If you have a strong reaction to storms then you might have a fear of thunder. It is also known as astraphobia. The first thing you need to know is that this phobia can be treated. However, there is a difference between not liking thunder and actually fearing it. Therefore, you need to be familiar with the symptoms of astraphobia.
If you are phobic of thunder, then hearing it may make you sweat, shake, and cry. These are also the symptoms of many other types of phobias. It is not uncommon for these symptoms to occur even before the thunderstorm begins. If you have astraphobia, then odds are you need to be reassured very regularly during a storm. You may also notice that the symptoms are even more severe when you are by yourself.

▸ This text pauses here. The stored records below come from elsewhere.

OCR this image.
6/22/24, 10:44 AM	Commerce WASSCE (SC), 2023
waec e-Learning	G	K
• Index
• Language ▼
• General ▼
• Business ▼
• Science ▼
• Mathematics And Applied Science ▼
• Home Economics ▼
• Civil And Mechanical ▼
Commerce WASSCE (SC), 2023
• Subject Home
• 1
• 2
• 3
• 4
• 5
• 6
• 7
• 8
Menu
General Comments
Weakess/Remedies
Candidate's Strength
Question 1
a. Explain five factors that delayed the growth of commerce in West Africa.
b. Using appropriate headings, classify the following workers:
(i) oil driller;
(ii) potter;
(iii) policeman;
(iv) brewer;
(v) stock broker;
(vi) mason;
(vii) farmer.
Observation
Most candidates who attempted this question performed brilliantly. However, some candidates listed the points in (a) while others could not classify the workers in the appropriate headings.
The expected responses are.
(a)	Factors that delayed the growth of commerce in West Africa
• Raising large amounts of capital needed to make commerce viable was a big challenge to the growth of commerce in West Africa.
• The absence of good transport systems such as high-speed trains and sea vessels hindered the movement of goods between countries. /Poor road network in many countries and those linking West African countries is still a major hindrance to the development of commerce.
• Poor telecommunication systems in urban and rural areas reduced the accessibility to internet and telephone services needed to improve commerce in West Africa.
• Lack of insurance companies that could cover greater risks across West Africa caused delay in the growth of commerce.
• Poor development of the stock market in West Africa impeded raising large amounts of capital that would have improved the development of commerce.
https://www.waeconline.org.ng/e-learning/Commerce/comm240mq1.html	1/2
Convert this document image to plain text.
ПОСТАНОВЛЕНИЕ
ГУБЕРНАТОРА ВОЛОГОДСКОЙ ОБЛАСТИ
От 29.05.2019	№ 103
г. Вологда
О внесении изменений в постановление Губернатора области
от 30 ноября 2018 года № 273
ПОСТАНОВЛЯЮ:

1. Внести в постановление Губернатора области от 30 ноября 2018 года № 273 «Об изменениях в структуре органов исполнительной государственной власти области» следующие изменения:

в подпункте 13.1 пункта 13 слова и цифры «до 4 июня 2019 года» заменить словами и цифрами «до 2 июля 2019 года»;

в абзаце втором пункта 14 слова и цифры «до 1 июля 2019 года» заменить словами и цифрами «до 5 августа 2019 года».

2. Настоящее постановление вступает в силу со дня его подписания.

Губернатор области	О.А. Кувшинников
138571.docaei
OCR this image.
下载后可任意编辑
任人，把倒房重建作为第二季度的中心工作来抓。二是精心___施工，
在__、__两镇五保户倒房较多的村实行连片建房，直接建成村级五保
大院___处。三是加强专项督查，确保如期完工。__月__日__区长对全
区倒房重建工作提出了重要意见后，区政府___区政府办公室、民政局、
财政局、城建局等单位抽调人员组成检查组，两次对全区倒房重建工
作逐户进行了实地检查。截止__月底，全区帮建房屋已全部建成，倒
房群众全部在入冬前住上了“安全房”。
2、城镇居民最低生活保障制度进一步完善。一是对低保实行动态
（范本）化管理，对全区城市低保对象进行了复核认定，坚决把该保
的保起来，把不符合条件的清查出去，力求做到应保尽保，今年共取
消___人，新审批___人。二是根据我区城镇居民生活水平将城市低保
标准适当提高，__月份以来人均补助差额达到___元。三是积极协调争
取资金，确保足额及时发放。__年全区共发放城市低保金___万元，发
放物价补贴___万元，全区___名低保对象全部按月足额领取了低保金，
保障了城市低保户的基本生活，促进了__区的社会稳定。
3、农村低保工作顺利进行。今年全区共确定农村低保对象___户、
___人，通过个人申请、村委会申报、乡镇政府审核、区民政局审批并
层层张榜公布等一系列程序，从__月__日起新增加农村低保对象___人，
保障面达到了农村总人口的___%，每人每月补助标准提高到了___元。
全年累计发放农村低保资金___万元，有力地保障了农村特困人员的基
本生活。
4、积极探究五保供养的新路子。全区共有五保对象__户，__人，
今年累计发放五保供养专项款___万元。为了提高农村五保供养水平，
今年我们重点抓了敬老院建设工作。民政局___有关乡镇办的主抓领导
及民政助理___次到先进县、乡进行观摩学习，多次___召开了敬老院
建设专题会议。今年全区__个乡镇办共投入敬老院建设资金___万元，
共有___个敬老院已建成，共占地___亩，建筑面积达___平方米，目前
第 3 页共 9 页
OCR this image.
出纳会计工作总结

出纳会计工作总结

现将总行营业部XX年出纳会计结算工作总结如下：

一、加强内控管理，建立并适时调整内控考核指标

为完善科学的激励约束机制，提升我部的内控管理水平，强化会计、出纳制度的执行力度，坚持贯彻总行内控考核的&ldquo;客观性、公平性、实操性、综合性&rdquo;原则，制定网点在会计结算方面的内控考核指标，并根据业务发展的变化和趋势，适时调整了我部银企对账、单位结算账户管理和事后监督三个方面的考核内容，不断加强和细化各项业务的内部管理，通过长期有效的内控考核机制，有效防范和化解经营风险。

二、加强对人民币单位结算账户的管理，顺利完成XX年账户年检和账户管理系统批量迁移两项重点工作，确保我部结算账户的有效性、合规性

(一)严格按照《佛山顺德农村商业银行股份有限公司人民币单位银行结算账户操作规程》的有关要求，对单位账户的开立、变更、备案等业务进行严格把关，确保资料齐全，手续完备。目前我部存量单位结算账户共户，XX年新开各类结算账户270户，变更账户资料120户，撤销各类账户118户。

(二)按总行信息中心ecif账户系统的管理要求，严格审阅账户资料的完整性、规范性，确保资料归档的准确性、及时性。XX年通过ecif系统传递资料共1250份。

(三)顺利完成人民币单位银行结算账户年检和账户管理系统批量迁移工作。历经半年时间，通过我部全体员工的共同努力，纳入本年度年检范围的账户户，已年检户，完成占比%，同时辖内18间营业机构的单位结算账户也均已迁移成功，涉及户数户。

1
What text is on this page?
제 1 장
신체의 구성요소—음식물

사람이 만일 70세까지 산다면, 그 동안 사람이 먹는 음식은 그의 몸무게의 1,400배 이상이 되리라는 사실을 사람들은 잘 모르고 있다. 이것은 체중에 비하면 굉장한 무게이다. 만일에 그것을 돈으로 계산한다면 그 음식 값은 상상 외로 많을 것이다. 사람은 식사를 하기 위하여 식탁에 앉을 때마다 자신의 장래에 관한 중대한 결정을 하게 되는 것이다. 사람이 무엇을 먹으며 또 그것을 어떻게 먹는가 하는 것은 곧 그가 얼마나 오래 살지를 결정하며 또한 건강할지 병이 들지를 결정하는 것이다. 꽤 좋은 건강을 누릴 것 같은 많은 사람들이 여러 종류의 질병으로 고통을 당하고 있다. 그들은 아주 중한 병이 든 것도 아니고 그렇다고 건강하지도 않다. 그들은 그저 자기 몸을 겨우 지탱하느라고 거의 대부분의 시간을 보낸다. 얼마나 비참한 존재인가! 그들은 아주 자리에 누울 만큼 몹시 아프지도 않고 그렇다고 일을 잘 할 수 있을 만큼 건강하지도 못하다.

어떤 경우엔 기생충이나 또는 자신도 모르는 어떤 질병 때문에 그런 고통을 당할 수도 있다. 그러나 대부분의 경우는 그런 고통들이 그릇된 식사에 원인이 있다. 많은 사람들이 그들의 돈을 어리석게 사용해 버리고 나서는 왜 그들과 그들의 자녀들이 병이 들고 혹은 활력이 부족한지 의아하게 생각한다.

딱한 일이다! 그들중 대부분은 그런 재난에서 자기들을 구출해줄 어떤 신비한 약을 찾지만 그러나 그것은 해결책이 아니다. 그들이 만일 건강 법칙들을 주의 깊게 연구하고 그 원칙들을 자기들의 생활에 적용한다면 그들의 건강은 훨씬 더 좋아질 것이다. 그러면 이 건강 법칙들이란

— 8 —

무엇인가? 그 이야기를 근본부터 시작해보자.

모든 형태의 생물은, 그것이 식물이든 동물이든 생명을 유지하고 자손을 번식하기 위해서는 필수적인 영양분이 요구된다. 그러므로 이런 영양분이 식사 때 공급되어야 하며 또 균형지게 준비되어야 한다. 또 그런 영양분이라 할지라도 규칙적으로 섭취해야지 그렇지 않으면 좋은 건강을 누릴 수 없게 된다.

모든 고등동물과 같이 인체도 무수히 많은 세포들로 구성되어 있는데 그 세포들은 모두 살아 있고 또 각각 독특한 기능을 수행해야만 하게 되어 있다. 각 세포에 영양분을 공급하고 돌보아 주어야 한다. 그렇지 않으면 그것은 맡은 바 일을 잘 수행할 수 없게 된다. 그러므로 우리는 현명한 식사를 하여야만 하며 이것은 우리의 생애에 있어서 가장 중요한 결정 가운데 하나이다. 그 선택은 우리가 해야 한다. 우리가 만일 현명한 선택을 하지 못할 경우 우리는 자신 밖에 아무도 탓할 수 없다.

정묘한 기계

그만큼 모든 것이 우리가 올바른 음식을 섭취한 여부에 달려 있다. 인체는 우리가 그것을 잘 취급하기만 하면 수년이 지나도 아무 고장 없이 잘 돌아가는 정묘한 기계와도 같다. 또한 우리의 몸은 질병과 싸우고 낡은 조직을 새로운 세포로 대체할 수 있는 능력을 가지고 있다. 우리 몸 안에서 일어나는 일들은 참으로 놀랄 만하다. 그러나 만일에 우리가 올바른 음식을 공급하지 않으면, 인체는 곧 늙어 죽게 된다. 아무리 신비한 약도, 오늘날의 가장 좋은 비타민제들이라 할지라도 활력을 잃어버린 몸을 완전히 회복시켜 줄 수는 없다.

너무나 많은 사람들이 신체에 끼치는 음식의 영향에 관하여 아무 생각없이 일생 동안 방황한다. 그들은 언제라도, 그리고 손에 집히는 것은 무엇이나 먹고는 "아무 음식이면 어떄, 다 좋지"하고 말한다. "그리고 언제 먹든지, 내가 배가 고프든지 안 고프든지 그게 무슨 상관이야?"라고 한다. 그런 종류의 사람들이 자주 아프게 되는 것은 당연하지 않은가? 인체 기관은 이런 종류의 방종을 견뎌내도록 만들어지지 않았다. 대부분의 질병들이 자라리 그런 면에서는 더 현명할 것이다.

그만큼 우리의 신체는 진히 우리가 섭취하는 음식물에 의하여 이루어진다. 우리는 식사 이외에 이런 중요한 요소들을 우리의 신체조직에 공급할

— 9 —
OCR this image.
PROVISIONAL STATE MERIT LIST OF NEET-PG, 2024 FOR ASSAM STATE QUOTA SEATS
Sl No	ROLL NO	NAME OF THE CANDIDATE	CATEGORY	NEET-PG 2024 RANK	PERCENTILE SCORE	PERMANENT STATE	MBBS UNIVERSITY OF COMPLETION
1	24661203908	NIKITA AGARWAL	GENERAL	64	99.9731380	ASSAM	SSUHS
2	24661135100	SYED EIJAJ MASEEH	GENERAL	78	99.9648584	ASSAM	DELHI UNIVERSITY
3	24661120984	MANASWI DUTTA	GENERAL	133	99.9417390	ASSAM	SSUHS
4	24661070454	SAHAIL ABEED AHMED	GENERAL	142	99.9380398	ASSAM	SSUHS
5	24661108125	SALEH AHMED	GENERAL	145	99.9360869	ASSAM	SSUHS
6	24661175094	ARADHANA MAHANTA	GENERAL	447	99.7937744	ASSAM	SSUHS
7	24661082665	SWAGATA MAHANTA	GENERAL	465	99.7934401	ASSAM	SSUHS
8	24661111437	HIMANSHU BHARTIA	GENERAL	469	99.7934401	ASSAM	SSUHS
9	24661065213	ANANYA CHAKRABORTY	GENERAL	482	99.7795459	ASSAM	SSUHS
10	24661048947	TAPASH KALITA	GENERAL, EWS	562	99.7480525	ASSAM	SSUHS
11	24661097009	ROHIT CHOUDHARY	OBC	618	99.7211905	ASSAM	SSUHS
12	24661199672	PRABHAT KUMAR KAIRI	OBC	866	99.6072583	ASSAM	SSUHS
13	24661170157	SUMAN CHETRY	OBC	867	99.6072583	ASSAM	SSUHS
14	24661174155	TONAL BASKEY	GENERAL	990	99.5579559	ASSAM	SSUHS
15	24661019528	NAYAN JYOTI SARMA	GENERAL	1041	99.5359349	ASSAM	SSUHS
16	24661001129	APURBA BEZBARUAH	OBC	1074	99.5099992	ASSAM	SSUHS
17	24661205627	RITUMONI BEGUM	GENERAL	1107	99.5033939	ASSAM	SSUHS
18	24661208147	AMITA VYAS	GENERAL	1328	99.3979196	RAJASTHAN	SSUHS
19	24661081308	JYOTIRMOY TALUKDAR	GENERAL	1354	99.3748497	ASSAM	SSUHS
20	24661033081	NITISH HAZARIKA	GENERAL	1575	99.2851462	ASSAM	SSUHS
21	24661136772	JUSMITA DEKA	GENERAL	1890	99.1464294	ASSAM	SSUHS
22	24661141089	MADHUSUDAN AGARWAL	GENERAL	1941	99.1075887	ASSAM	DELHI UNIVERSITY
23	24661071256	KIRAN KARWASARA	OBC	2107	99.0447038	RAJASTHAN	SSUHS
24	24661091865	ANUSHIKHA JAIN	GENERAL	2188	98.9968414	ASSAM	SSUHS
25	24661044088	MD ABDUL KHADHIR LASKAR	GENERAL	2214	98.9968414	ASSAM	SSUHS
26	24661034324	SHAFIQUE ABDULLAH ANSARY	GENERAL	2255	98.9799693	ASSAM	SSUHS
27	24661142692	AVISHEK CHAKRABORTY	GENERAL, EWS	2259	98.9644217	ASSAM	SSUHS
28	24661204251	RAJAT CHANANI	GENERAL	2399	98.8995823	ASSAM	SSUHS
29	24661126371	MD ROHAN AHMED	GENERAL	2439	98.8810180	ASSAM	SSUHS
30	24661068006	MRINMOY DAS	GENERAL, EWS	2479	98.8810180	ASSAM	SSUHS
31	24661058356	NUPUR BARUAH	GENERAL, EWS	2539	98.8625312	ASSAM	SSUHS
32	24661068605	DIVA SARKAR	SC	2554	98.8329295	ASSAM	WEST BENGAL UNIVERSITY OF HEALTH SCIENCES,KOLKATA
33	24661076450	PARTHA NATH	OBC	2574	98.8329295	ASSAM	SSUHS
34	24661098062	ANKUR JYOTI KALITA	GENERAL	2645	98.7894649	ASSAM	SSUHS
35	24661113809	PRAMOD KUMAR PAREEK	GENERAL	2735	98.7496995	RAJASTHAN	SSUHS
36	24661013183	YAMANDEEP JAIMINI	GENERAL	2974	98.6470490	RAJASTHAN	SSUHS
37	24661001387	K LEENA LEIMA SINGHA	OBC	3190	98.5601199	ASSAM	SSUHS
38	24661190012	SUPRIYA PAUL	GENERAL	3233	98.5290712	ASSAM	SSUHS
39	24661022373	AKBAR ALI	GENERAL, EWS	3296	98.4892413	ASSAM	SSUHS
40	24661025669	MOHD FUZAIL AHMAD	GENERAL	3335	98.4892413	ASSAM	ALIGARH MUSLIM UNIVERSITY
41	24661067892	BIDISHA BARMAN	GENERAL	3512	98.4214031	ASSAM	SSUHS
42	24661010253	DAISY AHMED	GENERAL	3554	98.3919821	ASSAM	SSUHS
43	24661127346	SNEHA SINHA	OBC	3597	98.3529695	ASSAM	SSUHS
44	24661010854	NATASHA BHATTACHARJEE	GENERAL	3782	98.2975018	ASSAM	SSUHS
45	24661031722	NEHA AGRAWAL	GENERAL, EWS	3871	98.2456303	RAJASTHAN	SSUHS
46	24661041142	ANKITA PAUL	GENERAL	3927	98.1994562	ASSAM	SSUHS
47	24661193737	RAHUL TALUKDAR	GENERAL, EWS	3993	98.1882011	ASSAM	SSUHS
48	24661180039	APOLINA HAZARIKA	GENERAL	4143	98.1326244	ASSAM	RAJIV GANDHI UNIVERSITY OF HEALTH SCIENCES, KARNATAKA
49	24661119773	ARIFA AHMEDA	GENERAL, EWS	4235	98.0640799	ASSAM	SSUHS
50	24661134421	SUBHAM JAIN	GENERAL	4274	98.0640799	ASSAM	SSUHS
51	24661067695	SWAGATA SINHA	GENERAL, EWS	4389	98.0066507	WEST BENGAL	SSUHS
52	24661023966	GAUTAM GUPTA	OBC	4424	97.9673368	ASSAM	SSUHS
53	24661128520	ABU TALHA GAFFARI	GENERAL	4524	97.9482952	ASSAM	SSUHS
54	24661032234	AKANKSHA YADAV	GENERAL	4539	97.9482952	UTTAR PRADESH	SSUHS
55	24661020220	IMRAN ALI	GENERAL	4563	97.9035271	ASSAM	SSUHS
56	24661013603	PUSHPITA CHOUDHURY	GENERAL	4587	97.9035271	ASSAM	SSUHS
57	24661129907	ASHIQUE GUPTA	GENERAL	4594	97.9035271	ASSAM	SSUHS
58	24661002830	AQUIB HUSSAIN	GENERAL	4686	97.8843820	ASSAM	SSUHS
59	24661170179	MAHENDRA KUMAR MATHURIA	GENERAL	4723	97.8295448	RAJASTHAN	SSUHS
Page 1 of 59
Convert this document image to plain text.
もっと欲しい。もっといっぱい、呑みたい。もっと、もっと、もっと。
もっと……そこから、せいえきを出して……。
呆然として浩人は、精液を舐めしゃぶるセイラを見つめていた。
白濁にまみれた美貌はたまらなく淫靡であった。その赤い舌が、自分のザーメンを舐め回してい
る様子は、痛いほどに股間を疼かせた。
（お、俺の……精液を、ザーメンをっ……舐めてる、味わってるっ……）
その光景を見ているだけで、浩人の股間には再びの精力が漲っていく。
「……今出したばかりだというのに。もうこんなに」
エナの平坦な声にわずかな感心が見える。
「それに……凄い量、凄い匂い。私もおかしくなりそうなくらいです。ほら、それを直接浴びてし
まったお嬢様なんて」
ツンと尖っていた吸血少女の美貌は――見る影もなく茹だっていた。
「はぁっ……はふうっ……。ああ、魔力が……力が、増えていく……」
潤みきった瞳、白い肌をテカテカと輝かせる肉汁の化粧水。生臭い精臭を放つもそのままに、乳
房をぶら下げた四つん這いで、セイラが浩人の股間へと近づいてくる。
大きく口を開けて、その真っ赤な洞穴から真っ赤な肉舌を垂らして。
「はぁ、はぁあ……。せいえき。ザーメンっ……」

Some symptoms are unique to this phobia. For example, during a storm, you might go to great lengths to seek shelter. This may involve hiding under your bed, under the covers, in a closet, or in the basement. Typically, people who suffer from this phobia also have an intense interest in keeping up with the weather forecast. You might feel compelled to track storms. Sometimes people with astraphobia cannot even make plans without checking the weather report and making certain a storm is not on the way.
Naturally, a lot of children are afraid of thunder and thunderstorms. However their fear does not automatically point to a phobia. Furthermore, this phobia occurs quite often in adults. If your child does show a fear of thunderstorms and thunder, however, you should not worry unless it lasts longer than six months without lessening.
As mentioned, it is possible to treat this phobia. Commonly, the techniques used in cognitive behavioral therapy can be beneficial. You may learn how to self talk positively or to visual scenes which will help you. Self diagnosis is not a good idea, though. If you suspect you have this phobia, you should talk to your doctor or a professional in the mental health industry as soon as possible.